I love my “swirly” bundt pan, but it’s a tad smaller than the average bundt and I always have leftover batter. This may not seem like an issue, but sometimes I don’t want to make extra cupcakes or little cakes. I just want One Big Bundt! So, after dropping a few subtle hints and finally telling my Mom that I was planning a heist and the prize was her Classic Bundt pan… Voila! She told me that one was on it’s way to me! Thanks, Mom! (sometimes, a girl needs to resort to extreme measures)
We are at the tail-end of summer and blueberry season is almost gone. I try to get my hands on everything I can before they disappear until next year. Blueberry is one of my favorite flavors, so I “Blueberry All The Things” in summer. Seriously. Between blueberries and cherries, we went through about 25 – 30 pounds from the beginning of June through August. Considering that none of it was turned into jam or canned for future use, that’s a hefty amount. I’d like to state that a few friends and clients were the recipients of some of it, so it makes me sound a little less piggish.
At least a third of the blueberries have been used in the form of cake, because, well… CAKE. Who doesn’t like cake?! This blueberry crumb cake is always a hit. It does not matter one iota that I cook for a living, when I have to unmold a cake; I hold my breath and pray the Baking Gods are smiling down on me. A regular round cake, a bundt, whatever it is and even if I’m 100% sure that I’ve done everything exactly as I should; I still hold my breath. I know I’m not alone, you’ve been traumatized too. You are baking a cake for an occasion, not just a weekday family dessert, no… that would be too easy. You are baking a cake for someone’s special day or for a crowd of people coming over and you go to extra lengths to make sure everything is perfect. The cake has cooled sufficiently and you turn over the pan only to have a chunk stuck to the pan. Yep, it has happened to all of us.
You can see in the photo that my berries sank, despite my best effort. They were floured and put in their proper place, but they had a mind of their own. It obviously didn’t affect the deliciousness of the cake, however, I baked another one after this guy and took it to a friends house.

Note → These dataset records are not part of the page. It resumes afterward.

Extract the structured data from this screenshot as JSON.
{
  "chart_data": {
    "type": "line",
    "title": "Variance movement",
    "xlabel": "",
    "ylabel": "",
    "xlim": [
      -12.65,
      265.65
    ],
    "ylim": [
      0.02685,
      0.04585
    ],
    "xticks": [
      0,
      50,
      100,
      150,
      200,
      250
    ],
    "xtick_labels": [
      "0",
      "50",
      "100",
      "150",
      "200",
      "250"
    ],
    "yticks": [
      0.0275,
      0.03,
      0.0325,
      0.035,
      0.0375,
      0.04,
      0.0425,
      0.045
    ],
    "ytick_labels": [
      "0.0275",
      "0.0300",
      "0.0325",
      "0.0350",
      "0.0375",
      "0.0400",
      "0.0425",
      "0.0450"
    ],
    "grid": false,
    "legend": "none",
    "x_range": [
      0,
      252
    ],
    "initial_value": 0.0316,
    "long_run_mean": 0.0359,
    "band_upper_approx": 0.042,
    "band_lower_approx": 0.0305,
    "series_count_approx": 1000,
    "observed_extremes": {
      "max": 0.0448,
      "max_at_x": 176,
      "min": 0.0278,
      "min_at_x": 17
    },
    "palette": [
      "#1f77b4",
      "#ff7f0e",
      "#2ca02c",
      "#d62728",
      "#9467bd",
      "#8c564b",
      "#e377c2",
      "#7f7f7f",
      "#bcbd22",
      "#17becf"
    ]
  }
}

Wouldn’t you know, those berries stayed put! Perhaps my berries in the first cake were bigger or maybe they are just camera shy… Either way, I had already taken photos of this cake, so I didn’t bother to shoot new ones. If your berries are better behaved than mine when you make this recipe, share your photos with me over on the Facebook page! I’d love to see them!
- 2 sticks unsalted butter, room temp (1 cup) + 2TB for buttering pan
- 2 cups fresh blueberries, dusted with flour & set aside
- 2 cups sugar
- 13 oz. cake flour (about 3 cups) + a few TB for flouring pan
- 2 teaspoons baking powder
- 1/2 teaspoon baking soda
- 1 level teaspoon salt (fine sea salt is preferable, I used kosher because it's what I had)
- 1 1/2 teaspoons vanilla
- 4 large eggs, room temp
- 1 cup buttermilk, room temp
- 1 cup powdered sugar
- zest of 1 lemon
- juice of half lemon
- Preheat oven to 350°F (177°C)
- Butter and flour a 12 cup Bundt pan, being careful to cover every crease!
- In a medium bowl: whisk flour, salt, baking powder and baking soda until combined and set aside.
- In the bowl of a stand mixer, with the paddle attachment (or a medium bowl with hand mixer): Cream butter and sugar until light and fluffy (4-5 minutes), add eggs one at a time until fully incorporated, scraping down the bowl between additions. Add in vanilla, mix for about 30 seconds just to combine everything. Scrape down bowl again.
- Add in half the flour mixture, mix until just combined. Followed by half of the buttermilk. Scrape down bowl again and add the rest of the flour mixture. Mix until just combined, followed by the last of the buttermilk. Mix until just combined.
- Pour 3/4 of the mixture into the bundt pan, sprinkle blueberries on top of batter, then pour the remaining batter on top of the blueberries so they are covered.
- Bake for 45-55 minutes, or until a tester comes out clean. Baking time will vary depending on your oven.
- At the 45 minute mark, take a peek in the oven and if the cake is golden and has pulled away from the sides of the pan a bit, test it.
- When a tester comes out clean, remove from oven and let the cake cool for 10 - 15 minutes in the pan before turning it out onto a cooling rack to cool completely.
- In a small bowl: combine powdered sugar, zest and juice. Stir until smooth & glossy. Drizzle over cooled cake.
- - I like the glaze on the thinner side, but if you prefer it thicker, add more powdered sugar (or less lemon juice)
- - The easiest way to glaze the cake without it getting all over the counter is to set a cooling rack inside of a sheet pan (cookie sheet) and drizzle glaze. The sheet pan will catch the drips and the counters will stay clean!
- - If you do not plan on serving the cake within a day or two, wrap it tightly in plastic wrap while it is just the slightest bit warm and place it in the freezer.